A Power Figure’s Power over History




/* Style Definitions */
{mso-style-name:”Table Normal”;
mso-padding-alt:0in 5.4pt 0in 5.4pt;



Emma is a junior at the University of Missouri, majoring in History and minoring in Sociology and Leadership and Public Service. Emma also works as a writing tutor at the Student Success Center and at Mizzou’s Athletic Training Complex. She serves as an ambassador for the Honors College, and volunteers at Bear Creek Early Head Start. This semester, Emma is an intern with The State Historical Society of Missouri, helping to coordinate National History Day in Missouri. Emma is passionate about writing and thrilled that her work is published in Artifacts Journal Issue 9!

Fig. 1

Fig. 1

The “Nail Fetish” Power Figure (referred to as nkisi or nkonde), found in the Museum of Art and Archaeology at the University of Missouri, offers much insight into the Iron Age history of Central Africa. This piece comes from the Congo, specifically the Bakongo people. Although it was made in the 1930s, its composition and styling are similar to that of the art produced in the Iron Age. Thus, it is a useful tool in understanding practices and beliefs of the time. This nkisi offers valuable insight into the manufacturing, religious, and social constructs in Central Africa during the Iron Age.
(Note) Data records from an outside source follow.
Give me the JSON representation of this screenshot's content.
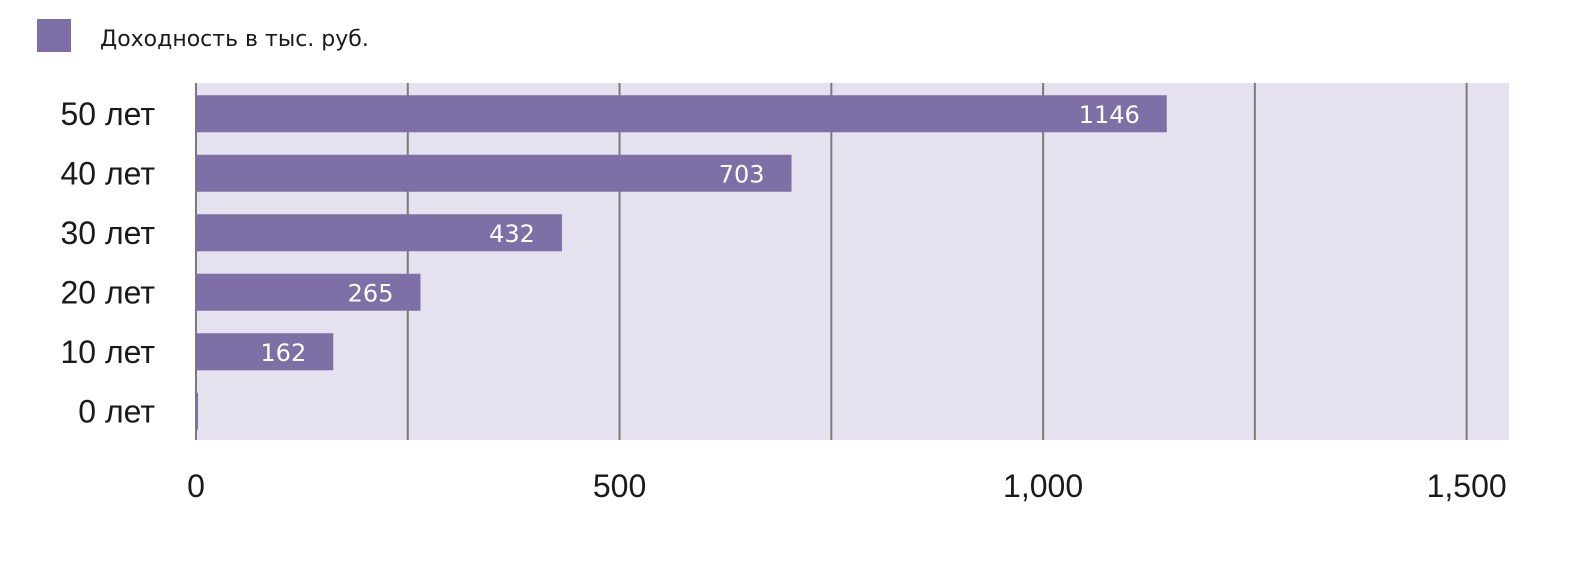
{
  "chart_data": {
    "type": "bar",
    "orientation": "horizontal",
    "categories": [
      "0 лет",
      "10 лет",
      "20 лет",
      "30 лет",
      "40 лет",
      "50 лет"
    ],
    "series": [
      {
        "name": "Доходность в тыс. руб.",
        "values": [
          0,
          162,
          265,
          432,
          703,
          1146
        ]
      }
    ],
    "data_labels": [
      "",
      "162",
      "265",
      "432",
      "703",
      "1146"
    ],
    "xlim": [
      0,
      1550
    ],
    "x_ticks": [
      0,
      500,
      1000,
      1500
    ],
    "x_tick_labels": [
      "0",
      "500",
      "1,000",
      "1,500"
    ],
    "gridlines": [
      0,
      250,
      500,
      750,
      1000,
      1250,
      1500
    ],
    "grid": true,
    "legend_position": "top-left",
    "colors": {
      "bar": "#7e6fa6",
      "plot_background": "#e5e1ee",
      "grid": "#7a7a7a"
    }
  }
}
In terms of how this piece of art is constructed, we can gain much knowledge about manufacturing practices at the time. The composition of wood, iron, glass, and paint indicates a process similar to what would have been found during the Iron Age. Though historians know that Bakongo people were advanced iron-workers, the bellows and smelter used to produce iron were fairly similar in the 20th century as they were when the peoples emerged in the 14th century (Shillington, 2012). Although this piece was probably a one-time production, its existence proves that there were specialized fields of industry, especially with regards to iron working, one of the most mystical and revered professions. Further, this piece is not practical; rather it is ceremonial. This indicates that iron working was advanced and prevalent enough to afford those in the Congo region the privilege of having non-essential items made out of iron.
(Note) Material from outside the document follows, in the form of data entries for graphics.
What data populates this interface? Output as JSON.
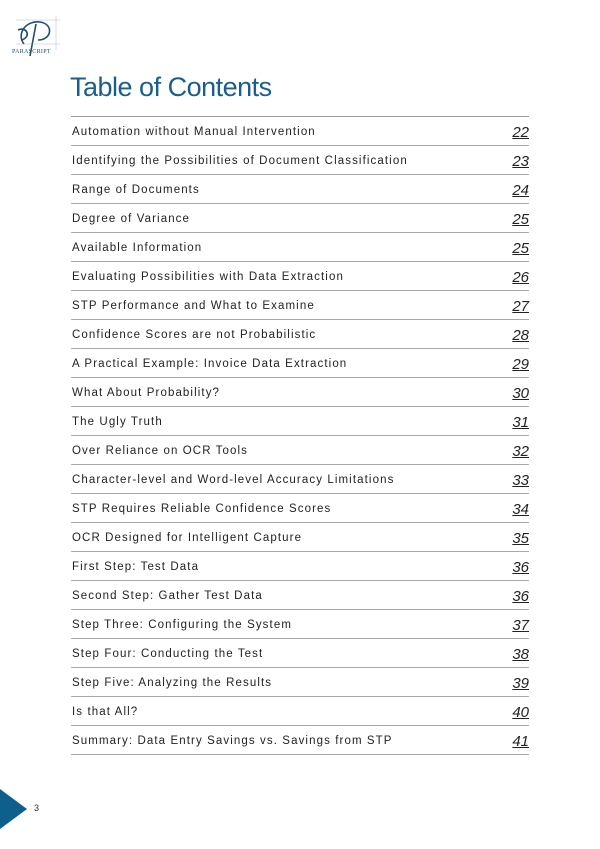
{
  "logo": {
    "brand": "PARASCRIPT"
  },
  "title": "Table of Contents",
  "entries": [
    {
      "label": "Automation without Manual Intervention",
      "page": "22"
    },
    {
      "label": "Identifying the Possibilities of Document Classification",
      "page": "23"
    },
    {
      "label": "Range of Documents",
      "page": "24"
    },
    {
      "label": "Degree of Variance",
      "page": "25"
    },
    {
      "label": "Available Information",
      "page": "25"
    },
    {
      "label": "Evaluating Possibilities with Data Extraction",
      "page": "26"
    },
    {
      "label": "STP Performance and What to Examine",
      "page": "27"
    },
    {
      "label": "Confidence Scores are not Probabilistic",
      "page": "28"
    },
    {
      "label": "A Practical Example: Invoice Data Extraction",
      "page": "29"
    },
    {
      "label": "What About Probability?",
      "page": "30"
    },
    {
      "label": "The Ugly Truth",
      "page": "31"
    },
    {
      "label": "Over Reliance on OCR Tools",
      "page": "32"
    },
    {
      "label": "Character-level and Word-level Accuracy Limitations",
      "page": "33"
    },
    {
      "label": "STP Requires Reliable Confidence Scores",
      "page": "34"
    },
    {
      "label": "OCR Designed for Intelligent Capture",
      "page": "35"
    },
    {
      "label": "First Step: Test Data",
      "page": "36"
    },
    {
      "label": "Second Step: Gather Test Data",
      "page": "36"
    },
    {
      "label": "Step Three: Configuring the System",
      "page": "37"
    },
    {
      "label": "Step Four: Conducting the Test",
      "page": "38"
    },
    {
      "label": "Step Five: Analyzing the Results",
      "page": "39"
    },
    {
      "label": "Is that All?",
      "page": "40"
    },
    {
      "label": "Summary: Data Entry Savings vs. Savings from STP",
      "page": "41"
    }
  ],
  "footer": {
    "page_number": "3",
    "accent_color": "#0f5f8c"
  }
}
This nkisi offers a wealth of information about the religious practices and beliefs of the peoples of the Congo, specifically the Bakongo people. It would have been used for divination as a part of a broader spectrum of religious figures and deities. This specific figure, as the University of Missouri’s Museum of Art and Archaeology notes, would have represented the punishment of evildoers; not hard to imagine given its gruesome appearance! For religious ceremonies, objects that hold special meaning would be put inside of the figure, often in its stomach. This is where it derived its power. Historians have noted that this reverence is not unique to the nkisi figure; many iron-crafted objects attained high status during and after the Iron Age, as the material proved both useful for practical reasons and more religious reasons (Shillington, 2012).

The nkisi’s place in society is a bit more difficult to determine. Because it was reserved for special ceremonies, it would be unreasonable to assert that it held constant sway over every-day life. However, because its existence was tied to religious beliefs that centered on the land, it would be historically accurate to assert that when used, the nkisi was a socially important figure. The form the nkisi took was socially determined based on varying needs, while the placement of the spears in the body followed religious ceremonies. For example, historians know that during the Later Iron Age, the Bakongo people were farming people, and their shrines focused on the “spirits of the land” (Shillington, 2012, p. 150). Also, given that tribes were spread out and developed individually, it is interesting to note that this religious figure was essentially directed at promoting the Bakongo people’s main form of industry.

To determine this power figure’s power over history, one need to look no further than the symbolism associated with its creation. As the museum notes, the iron objects placed in its belly merit special consideration; the Bakongo people’s language used the same word for ‘belly’ and ‘life.’ If this religious figure had the power to sustain people and their way of life, it is only fitting that it is made of iron, which in everyday life did indeed sustain this and many other societies in Africa. Seeing a meaningful religious object made of iron shows that the material was valued, but it also shows that it was not an overly-rare commodity. Certainly the use of this important material makes the nkisi significant, but there must have been a high enough rate of production to sustain such a creation without draining the Bakongo people’s supply of iron. Overall, this nkisi offers irreplaceable understanding of manufacturing, religious, and social practices in the Congo region during the Iron Age.

Reference List

Power Figure/Nail Fetish (Nkisi N’Konde) [Democratic Republic of Congo, Bakongo people] (2009.645). University of Missouri Museum of Art and Archaeology.

Shillington, K. (2012). History of Africa (3rd ed.) New York: Palgrave Macmillan.